Too often organizations stall out or plateau before they reach their full potential. The reason for this is that many leaders allow themselves to contract a deadly disease. And the unfortunate reality is that more often than not, it is their fault. We leaders are at risk of catching this very dangerous and often times, career ending disease, and it is called success. The good news is that it can be prevented.
When this disease hits, its first symptom is delusion. Don’t miss this. The disease of success is always self-diagnosed. We leaders are the ones who make the mistake of believing we have it. We begin to think that we have arrived and are now worthy of being called successful. We believe this success will last forever or that we are solely responsible for it. When this happens, our thinking, beliefs, attitudes, decisions and actions change. It is as if our old operating system gets replaced with a new one that values celebration, fame and entitlement more than hard work and rigor. We actually begin to think that those around us should treat us differently and that we deserve things reserved for those who are fortunate enough to have contracted this illness.
The next symptom is amnesia. We forget the people, the disciplines, the processes and the methods implemented in past years that caused momentum and ultimately led to our self diagnoses. Our old ways of working with intentionality and purpose get replaced with relaxation or apathy.
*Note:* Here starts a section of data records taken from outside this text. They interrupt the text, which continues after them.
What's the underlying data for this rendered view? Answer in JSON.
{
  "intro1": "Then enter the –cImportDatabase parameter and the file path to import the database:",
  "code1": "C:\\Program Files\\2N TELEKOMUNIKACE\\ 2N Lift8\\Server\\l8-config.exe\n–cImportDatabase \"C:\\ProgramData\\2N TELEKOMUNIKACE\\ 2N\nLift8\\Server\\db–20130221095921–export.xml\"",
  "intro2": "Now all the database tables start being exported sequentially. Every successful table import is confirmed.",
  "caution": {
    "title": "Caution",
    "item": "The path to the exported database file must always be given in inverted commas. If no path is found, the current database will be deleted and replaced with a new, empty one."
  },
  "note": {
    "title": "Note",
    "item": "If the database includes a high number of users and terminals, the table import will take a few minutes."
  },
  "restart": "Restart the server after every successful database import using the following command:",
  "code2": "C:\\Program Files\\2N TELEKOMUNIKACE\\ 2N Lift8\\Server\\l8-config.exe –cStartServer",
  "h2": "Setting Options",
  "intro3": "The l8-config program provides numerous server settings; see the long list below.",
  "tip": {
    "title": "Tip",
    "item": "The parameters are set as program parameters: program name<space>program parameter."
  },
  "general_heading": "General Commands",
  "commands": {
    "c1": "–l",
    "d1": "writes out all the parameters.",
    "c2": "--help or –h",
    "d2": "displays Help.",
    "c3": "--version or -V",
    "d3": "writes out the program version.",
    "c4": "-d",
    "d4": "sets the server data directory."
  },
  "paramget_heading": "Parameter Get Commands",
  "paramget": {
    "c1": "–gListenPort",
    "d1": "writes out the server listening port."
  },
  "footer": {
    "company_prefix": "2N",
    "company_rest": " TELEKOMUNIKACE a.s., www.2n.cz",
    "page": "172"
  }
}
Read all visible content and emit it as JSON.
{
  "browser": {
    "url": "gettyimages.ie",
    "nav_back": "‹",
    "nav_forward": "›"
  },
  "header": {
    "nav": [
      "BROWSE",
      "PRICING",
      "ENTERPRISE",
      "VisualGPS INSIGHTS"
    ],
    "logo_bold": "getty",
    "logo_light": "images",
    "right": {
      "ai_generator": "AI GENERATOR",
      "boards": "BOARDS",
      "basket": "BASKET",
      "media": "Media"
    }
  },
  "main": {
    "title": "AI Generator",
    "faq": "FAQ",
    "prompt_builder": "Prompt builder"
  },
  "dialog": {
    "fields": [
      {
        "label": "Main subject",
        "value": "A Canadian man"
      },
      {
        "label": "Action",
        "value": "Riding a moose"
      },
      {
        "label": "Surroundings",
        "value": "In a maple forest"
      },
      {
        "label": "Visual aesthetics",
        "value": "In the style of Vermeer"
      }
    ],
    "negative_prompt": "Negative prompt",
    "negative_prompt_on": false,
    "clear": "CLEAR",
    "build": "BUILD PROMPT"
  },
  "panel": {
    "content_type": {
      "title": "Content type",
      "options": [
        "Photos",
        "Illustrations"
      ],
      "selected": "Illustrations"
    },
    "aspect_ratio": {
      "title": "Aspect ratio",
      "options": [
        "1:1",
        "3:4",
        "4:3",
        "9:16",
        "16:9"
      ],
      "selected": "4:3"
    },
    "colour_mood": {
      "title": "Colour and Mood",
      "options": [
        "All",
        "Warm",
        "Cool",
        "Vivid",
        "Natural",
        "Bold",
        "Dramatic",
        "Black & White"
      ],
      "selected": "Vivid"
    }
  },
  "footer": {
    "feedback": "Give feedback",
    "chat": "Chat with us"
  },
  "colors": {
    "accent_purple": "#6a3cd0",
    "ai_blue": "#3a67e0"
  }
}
We stop caring about the little things, the details, the decimals, metrics and ultimately those who benefit from our products or services. And even more catastrophic is when the amnesia causes us to forget who really does the work in our organizations and we start to believe that our teammates are lucky to work with us. This is always fatal!
In severe cases the disease will cause extreme self focus or narcissism. Our passion for creating a product of excellence and for creating a culture of excellence gets replaced with a mirror. We no longer spend our days striving to create better tomorrows for those we serve and instead focus on how we can get what we deserve out of the business. We no longer see the need to serve the business but instead spend time and energy thinking about how the business can serve us. When we become self-focused instead of others-focused or mission-focused, death and decay set in.
Fighting this disease is not easy. All excellent leaders are surrounded with people who respect them greatly and who mean well, but can feed the disease. These leaders who are well grounded and want to finish well will always make sure that they surround themselves with truth tellers as well as cheerleaders. They crave truthful input that causes them to grow. They take precautionary measures and are intentional about their strategy to fend off this career and organization killing adversary, success. They know they have room to grow and need team mates to create organizations, products and services that are worth talking about and because they create value beyond the norm.
So my questions for you are these:
- Do those around you feel uncomfortable letting you know when you have made a mistake?
- Do they feel threatened if they challenge your thinking?
- Do you operate without one or two around you that care enough to sharpen you?
- Are you more excited about your exit strategy, vacation homes or new toys than you are about the opportunities your organization has in the years ahead?
- Would those around you say that you get nasty or impatient when treated like the normal folk?